Natürlich denke ich darüber nach, merke aber auch, was tanguera in dem moment wichtig war, nämlich eine Figur.

Die bescheidene Spitze war eine Tänzerin, mit der ich mich sehr schön über Tango und Tanzen unterhalten habe, wie intensiv schönes Gehen sein kann, wie unwichtig Figuren sind, etc. Sie war Gast dort, wo ich zu Hause war. Als wir dann tanzten, viel ich aus den Socken. Es müsse mir doch langweilig sein und es sei mir eigentlich viel wichtiger, meine Figuren schön vorzuführen. Und dann: Was hast jetzt gemeint, führ doch den Voleo deutlicher oder sollte das ein Ocho sein. No comment, aber das passiert halt auch.

Zu den drei Paaren am Schluss: Die Wünsche, die du äußerst, halte ich auch allgemein für wichtig. Allerdings, beim Zuschauen kann man sich ganz schön täuschen. Du schreibst, sie kamen von einer Performance, d.h. sie können (möglicherweise) in genau dieser Konstellation für ein Publikum tanzen. Alles weitere kannst du erst sagen, wenn du wirklich mit einem der Bewunderten getanzt hast.

Unvermeidlich für mich ist die Werbung in eigener Sache: Herr Oswald hat aus diesem Ärger heraus eine streitbare Schrift geschrieben.

cassiel hat gesagt…

Hallo Kathi,

vielen Dank für Deine ausführlichen Zeilen.
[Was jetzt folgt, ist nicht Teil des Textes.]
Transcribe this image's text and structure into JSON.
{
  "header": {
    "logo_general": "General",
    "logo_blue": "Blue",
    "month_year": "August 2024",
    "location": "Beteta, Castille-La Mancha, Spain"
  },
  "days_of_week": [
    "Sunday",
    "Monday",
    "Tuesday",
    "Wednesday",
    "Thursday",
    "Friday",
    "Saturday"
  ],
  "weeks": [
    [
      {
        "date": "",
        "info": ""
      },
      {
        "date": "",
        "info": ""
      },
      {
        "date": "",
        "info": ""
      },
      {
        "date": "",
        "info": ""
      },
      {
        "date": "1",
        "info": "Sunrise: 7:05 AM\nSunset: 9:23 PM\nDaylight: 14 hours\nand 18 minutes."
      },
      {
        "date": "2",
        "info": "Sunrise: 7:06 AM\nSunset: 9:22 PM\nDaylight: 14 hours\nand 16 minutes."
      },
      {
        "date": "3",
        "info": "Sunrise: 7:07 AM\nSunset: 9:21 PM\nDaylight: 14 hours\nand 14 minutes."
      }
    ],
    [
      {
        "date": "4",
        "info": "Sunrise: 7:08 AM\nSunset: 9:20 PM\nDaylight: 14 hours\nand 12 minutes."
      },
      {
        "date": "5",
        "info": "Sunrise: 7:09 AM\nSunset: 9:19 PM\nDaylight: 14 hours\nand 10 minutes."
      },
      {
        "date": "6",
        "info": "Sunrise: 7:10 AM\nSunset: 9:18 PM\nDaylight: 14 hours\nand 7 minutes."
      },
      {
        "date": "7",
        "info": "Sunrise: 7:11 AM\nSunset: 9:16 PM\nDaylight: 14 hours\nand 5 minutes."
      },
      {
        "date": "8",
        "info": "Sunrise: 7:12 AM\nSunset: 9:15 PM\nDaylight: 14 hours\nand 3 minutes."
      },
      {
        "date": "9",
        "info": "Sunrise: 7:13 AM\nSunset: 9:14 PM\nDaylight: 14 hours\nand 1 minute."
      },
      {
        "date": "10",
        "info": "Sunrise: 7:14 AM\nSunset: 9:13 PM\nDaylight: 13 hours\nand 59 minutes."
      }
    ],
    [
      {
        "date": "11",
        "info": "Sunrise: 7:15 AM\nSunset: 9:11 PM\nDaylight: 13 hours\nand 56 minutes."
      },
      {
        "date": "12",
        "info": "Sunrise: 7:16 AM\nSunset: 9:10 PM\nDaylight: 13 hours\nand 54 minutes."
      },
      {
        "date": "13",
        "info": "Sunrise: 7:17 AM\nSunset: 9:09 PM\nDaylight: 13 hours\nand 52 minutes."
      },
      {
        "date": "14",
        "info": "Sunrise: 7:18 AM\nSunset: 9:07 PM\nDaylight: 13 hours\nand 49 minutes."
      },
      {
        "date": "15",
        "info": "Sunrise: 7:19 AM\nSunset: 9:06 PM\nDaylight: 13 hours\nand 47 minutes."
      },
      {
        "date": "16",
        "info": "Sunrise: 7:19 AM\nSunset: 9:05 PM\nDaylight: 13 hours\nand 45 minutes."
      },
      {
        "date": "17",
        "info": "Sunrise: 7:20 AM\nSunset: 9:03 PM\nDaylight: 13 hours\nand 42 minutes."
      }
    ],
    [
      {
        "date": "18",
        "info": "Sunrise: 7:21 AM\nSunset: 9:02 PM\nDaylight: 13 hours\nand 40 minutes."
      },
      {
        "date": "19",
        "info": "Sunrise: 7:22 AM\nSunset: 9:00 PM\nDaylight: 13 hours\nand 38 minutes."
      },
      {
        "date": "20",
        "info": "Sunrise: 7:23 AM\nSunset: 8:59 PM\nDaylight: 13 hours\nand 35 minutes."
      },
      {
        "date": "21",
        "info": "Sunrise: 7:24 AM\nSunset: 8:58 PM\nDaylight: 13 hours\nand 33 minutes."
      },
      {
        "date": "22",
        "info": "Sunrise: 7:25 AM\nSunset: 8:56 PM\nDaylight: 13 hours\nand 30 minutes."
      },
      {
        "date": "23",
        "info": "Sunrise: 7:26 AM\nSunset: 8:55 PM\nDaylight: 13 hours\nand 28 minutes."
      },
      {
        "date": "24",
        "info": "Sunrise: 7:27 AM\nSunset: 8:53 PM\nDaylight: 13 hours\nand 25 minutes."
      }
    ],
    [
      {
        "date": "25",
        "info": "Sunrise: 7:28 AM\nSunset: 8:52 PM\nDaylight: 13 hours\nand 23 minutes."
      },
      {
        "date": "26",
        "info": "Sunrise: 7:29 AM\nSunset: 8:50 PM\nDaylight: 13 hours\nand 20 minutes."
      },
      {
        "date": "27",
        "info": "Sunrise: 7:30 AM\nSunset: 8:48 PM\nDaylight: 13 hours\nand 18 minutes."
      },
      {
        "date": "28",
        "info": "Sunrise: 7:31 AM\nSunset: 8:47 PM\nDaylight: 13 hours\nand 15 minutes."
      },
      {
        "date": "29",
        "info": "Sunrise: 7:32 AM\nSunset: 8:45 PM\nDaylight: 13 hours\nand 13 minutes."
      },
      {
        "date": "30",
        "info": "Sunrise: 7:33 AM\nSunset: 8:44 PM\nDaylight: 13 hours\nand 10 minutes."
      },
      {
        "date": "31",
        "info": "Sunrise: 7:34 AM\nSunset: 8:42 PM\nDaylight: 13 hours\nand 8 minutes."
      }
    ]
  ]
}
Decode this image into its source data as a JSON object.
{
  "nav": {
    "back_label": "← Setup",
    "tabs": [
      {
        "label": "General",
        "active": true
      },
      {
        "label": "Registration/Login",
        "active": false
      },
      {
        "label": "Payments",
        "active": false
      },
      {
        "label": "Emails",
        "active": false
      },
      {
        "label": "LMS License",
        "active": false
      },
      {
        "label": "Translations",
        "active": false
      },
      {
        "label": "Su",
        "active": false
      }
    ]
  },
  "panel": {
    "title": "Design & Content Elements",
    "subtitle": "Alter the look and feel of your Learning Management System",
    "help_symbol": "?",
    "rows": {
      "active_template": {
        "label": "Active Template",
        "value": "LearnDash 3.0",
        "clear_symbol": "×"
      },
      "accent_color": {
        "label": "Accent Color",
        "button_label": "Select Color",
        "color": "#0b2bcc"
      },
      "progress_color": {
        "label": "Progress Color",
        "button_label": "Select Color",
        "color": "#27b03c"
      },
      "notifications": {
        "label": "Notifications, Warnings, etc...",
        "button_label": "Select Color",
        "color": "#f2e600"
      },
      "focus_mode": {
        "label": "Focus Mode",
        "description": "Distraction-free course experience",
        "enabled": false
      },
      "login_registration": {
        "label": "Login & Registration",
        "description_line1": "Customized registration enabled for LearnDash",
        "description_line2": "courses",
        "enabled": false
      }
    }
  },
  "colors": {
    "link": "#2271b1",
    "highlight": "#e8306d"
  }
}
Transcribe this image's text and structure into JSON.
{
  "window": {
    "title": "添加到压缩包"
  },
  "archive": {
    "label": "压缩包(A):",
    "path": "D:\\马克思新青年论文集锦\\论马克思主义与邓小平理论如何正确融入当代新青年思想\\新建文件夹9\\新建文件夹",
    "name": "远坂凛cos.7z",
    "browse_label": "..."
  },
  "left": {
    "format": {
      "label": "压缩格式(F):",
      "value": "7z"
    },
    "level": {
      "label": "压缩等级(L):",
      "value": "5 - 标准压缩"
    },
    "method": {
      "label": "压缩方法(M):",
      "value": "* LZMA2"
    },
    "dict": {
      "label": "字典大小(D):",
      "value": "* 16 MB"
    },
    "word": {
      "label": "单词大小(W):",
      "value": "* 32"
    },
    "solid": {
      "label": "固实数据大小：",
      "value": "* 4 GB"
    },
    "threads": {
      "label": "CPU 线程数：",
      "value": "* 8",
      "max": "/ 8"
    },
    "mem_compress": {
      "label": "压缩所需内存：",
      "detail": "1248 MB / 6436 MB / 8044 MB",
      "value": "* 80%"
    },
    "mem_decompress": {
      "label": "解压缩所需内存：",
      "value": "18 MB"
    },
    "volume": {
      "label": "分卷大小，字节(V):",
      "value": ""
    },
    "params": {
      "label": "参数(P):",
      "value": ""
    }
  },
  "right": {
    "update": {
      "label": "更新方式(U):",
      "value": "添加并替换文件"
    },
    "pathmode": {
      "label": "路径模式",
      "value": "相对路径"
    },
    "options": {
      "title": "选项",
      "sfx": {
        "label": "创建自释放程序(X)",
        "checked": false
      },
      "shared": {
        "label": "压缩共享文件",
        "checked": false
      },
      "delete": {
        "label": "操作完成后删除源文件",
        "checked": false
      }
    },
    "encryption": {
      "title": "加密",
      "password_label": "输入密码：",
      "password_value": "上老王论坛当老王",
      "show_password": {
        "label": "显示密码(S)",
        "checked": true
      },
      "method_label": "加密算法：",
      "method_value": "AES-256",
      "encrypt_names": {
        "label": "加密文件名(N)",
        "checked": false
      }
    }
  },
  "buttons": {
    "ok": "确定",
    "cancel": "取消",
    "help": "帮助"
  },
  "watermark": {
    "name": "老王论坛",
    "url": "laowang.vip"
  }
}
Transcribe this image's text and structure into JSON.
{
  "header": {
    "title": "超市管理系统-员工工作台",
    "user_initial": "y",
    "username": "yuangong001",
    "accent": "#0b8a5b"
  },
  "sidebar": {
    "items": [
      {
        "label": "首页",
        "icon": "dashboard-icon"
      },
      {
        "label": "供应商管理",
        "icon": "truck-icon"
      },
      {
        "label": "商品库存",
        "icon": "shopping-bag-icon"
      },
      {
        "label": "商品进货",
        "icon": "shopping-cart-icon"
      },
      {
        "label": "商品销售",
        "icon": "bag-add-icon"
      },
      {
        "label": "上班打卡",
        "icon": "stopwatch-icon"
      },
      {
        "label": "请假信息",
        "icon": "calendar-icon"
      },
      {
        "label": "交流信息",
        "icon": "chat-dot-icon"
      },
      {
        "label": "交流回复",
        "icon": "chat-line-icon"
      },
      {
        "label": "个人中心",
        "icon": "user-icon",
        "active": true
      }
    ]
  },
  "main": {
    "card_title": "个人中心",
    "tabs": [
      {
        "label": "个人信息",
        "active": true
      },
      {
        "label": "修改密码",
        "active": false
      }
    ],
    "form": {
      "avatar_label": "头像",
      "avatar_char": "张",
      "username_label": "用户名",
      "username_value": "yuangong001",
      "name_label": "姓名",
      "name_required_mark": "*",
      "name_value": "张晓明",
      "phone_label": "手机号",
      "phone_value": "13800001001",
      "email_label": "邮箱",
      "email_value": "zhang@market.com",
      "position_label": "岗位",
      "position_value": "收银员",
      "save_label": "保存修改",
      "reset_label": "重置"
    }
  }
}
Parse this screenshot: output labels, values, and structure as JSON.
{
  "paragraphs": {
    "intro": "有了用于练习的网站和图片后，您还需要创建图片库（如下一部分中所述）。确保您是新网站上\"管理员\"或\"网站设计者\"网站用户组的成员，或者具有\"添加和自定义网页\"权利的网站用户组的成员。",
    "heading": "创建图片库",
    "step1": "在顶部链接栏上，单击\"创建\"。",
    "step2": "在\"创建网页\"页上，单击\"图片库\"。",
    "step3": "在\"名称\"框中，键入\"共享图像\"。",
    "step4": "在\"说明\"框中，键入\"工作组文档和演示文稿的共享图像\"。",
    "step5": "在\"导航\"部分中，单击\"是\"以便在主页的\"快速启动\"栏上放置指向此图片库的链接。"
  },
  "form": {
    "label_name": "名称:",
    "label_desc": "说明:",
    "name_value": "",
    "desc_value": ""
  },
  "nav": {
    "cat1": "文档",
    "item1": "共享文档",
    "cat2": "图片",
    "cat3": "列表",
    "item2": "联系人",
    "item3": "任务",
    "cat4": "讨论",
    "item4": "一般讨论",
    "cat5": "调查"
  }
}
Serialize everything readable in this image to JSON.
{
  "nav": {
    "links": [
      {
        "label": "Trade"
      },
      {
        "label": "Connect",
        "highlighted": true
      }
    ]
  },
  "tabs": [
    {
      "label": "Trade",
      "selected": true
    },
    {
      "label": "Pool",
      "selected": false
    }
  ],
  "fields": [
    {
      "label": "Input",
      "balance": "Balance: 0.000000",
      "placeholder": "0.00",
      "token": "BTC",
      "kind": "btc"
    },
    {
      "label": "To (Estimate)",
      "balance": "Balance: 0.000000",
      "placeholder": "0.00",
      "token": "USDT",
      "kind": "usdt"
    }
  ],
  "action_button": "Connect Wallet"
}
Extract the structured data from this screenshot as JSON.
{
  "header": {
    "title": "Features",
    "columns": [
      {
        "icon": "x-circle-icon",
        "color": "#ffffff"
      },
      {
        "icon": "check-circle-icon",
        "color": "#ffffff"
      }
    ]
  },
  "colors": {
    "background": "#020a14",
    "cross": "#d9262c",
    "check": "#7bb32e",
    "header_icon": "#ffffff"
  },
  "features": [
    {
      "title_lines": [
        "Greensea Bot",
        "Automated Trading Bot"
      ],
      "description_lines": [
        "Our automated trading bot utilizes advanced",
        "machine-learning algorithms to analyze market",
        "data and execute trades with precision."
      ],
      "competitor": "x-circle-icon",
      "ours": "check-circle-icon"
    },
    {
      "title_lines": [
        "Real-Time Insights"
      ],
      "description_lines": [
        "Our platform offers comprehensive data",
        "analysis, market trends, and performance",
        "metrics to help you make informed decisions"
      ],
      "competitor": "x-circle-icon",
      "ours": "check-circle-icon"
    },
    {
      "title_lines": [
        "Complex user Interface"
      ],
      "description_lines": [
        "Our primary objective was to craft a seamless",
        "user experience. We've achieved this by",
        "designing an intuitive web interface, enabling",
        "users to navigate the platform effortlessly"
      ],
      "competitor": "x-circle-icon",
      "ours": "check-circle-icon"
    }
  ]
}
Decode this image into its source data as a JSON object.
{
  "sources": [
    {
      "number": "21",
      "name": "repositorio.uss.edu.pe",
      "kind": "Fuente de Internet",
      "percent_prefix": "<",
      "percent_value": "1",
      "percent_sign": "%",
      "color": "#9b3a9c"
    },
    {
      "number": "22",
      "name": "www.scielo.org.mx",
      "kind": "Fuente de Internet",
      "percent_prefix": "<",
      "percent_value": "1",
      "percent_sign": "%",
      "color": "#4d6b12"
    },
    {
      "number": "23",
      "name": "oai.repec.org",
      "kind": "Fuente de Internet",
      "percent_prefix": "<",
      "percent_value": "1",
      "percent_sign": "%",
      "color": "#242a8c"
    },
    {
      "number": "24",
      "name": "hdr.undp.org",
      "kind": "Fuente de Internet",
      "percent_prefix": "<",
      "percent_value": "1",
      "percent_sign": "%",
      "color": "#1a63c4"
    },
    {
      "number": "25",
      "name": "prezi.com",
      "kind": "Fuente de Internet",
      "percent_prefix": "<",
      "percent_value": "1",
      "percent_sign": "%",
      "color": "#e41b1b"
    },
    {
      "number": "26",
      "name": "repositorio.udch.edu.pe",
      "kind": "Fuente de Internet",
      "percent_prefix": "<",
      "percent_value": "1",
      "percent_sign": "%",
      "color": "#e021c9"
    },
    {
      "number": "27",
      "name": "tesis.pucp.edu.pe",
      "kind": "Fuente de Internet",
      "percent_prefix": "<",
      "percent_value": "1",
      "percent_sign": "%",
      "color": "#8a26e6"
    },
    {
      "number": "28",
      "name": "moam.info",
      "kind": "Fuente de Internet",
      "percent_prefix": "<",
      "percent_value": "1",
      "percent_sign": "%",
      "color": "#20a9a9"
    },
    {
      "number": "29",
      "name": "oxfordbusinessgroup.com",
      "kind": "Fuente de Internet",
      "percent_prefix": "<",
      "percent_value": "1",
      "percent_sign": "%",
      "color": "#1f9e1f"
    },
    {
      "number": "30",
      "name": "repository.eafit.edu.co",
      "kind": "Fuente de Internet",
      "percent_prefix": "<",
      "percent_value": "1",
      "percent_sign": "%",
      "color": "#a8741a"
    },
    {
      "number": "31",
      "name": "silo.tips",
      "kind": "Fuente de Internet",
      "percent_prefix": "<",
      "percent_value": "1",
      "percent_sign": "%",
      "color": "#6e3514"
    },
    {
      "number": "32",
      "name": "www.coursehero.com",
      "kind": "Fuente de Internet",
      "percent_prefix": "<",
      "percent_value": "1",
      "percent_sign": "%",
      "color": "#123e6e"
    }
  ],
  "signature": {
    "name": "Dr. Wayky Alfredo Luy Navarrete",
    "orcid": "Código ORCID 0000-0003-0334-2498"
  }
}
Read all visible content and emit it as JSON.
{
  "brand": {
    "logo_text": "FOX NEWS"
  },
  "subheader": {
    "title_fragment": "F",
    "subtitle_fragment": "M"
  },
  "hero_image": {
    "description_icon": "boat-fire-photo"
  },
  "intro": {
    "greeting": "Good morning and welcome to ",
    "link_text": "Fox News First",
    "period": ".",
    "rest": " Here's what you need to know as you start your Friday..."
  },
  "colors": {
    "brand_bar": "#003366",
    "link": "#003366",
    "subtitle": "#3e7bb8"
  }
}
Mein Wochenende war ziemlich voll und so komme ich erst jetzt dazu, Dir zu antworten.

Deine Beschreibungen sind wahrscheinlich ziemlich allgemeingültig und jede bzw jeder steht vor dem Problem. Vielleicht ist der Kern eben die erwähnte Präsenz in der Umarmung - das kann man nicht immer steuern, aber ich denke, ein Einüben ist immer wertvoll.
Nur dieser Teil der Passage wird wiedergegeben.